Well, I started this prosebox to write about personal things that come up in therapy and there is a big personal thing that we have discussed quite a bit in therapy that I've actually been really afraid to write about. It's not something I like to share with people and even bringing it up in therapy was extremely difficult. In my last session, when it came up again, my therapist asked if I had been writing about it. I said no. She challenged me to attempt to do it this week. That was Monday. I'm scared to do it, but I want to be able to tell her that I tried.

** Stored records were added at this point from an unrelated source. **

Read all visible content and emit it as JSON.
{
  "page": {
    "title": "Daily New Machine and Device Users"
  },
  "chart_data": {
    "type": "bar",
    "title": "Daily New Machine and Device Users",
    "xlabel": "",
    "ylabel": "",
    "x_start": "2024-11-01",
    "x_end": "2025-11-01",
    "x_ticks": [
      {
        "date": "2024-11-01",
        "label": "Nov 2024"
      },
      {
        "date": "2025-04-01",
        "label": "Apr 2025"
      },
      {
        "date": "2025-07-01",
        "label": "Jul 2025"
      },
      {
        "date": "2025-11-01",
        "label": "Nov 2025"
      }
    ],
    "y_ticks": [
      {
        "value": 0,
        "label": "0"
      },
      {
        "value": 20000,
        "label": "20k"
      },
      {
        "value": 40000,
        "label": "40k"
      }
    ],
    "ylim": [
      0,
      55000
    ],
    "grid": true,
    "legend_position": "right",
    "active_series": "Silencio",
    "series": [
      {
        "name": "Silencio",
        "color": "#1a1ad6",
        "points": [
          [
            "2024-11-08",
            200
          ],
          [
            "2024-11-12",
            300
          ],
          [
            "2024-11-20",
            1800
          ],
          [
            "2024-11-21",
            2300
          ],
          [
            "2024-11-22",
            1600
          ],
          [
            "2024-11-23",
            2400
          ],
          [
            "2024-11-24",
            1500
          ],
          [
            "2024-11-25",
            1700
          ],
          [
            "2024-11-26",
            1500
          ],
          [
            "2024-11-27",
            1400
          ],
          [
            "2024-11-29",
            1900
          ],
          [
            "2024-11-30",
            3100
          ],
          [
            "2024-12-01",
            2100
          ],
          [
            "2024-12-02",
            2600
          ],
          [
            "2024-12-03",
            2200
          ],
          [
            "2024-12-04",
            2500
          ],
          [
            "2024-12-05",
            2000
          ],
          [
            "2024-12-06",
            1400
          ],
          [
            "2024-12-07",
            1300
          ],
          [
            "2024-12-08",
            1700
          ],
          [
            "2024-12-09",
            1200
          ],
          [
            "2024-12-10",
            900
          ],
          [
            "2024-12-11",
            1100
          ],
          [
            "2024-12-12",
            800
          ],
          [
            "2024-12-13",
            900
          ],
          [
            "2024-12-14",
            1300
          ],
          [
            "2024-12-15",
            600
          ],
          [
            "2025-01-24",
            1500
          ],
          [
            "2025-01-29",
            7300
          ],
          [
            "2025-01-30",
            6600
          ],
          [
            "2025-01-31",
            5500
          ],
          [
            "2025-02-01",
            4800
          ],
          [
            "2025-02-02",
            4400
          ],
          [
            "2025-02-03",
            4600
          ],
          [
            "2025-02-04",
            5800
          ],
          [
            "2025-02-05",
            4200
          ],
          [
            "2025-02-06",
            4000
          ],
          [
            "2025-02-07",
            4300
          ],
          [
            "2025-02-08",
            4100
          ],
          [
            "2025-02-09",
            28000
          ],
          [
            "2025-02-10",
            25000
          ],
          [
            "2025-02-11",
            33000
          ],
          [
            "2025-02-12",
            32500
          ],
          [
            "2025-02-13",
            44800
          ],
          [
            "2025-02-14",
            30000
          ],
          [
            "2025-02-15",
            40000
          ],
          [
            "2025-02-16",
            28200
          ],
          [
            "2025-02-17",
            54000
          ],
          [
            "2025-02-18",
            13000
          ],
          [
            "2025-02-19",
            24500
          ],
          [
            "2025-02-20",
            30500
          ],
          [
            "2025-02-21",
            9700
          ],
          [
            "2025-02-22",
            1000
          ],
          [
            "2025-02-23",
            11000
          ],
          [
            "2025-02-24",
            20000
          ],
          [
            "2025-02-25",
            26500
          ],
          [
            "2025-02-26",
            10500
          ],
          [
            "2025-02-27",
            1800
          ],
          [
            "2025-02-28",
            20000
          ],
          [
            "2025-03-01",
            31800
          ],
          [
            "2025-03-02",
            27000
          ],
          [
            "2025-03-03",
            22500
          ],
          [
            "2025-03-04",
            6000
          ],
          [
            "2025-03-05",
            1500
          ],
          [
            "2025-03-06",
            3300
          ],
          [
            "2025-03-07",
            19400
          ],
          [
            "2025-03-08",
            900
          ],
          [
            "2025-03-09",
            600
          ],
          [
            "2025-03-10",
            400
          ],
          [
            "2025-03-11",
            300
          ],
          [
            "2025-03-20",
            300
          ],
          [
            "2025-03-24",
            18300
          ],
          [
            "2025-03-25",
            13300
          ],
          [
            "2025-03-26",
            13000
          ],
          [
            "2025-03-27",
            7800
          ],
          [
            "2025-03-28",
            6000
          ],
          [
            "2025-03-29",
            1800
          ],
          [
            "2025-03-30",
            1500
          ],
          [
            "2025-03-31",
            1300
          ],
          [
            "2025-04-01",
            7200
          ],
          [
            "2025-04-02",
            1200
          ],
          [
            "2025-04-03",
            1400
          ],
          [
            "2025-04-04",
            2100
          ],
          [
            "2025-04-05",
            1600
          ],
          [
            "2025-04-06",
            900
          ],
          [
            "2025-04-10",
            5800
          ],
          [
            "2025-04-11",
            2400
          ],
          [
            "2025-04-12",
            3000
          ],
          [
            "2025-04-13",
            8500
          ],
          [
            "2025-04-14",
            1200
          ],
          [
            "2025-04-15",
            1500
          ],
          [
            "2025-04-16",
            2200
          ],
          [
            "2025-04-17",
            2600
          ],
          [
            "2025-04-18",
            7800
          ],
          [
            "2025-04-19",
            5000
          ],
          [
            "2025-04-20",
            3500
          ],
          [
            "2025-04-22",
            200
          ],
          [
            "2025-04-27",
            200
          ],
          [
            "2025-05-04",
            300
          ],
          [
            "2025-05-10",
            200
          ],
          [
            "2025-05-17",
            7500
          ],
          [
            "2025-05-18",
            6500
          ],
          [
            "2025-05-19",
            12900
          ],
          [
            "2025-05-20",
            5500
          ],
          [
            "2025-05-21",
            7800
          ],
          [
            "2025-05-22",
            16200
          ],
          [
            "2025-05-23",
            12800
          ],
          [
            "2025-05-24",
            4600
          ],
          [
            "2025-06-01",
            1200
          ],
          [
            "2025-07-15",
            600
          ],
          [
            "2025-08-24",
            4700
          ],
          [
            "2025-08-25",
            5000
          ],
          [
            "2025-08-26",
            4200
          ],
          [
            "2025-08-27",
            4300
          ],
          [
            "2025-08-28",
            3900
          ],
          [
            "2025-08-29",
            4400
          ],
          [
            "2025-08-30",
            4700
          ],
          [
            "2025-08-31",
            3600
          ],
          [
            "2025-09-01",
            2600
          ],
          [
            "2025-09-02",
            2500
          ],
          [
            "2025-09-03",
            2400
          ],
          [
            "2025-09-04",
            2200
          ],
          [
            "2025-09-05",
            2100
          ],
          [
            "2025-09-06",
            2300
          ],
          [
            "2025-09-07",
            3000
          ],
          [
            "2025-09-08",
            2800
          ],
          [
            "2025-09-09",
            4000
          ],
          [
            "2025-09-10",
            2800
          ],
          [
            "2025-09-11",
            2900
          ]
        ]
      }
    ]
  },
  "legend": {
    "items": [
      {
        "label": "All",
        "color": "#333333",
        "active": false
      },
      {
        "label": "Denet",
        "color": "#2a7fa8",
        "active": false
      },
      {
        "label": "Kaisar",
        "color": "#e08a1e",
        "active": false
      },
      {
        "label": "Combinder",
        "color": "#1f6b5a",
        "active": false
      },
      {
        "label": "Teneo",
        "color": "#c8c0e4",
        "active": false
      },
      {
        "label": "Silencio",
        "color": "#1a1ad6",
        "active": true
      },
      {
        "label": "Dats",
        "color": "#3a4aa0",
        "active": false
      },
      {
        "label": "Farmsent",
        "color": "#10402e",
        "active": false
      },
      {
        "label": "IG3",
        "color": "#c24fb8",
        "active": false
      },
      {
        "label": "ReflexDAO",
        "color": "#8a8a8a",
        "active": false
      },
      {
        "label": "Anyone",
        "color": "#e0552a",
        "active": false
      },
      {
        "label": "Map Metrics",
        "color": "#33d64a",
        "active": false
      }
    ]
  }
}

Here it is: when we were teenagers, I was sexually active with my brother. Not just once or twice, but on a regular basis for many years. This was not sexual abuse. I know most people like to blame the male in scenarios like this. But our relationship was different. I was the older sister. I was already sexually experienced and he wasn't. The first time it happened, we both wanted to do it. And it was always a mutual thing after that.
At first it just felt like a fun naughty thing we were doing. I took pride in taking my brother's virginity. About a month into it, I became really emotionally attached to the relationship. I realize now that I was in love with him. I was physically attracted to him and romantically in love with him. I always told him I loved him during sex. He usually would say the same to me. But I don't think he ever loved me the way I loved him.
Our relationship lasted more than three years. During that time he had other girlfriends. I was dating someone at first, but ended it mostly so I could focus on my relationship with my brother. I was jealous that I wasn't the only lover in his life.
Our relationship ended artificially because I moved far away to college. When I would return home to visit, we would have sex, but things never felt the same. I realized as I was getting into my 20s and our sexual relationship had all but completely ended that I needed to just accept it and move on. I really didn't want to at first. I wanted to fight for him and stay with him.
I think back fondly to my relationship with him. I learned a lot about sex with him. Our sex could be very kinky at times, and I did things with him I've never done with anyone else. I also recall sex with him that lasted two hours or longer and I can't believe that was ever possible.
We have a decent relationship now as adults. We absolutely never discuss our past.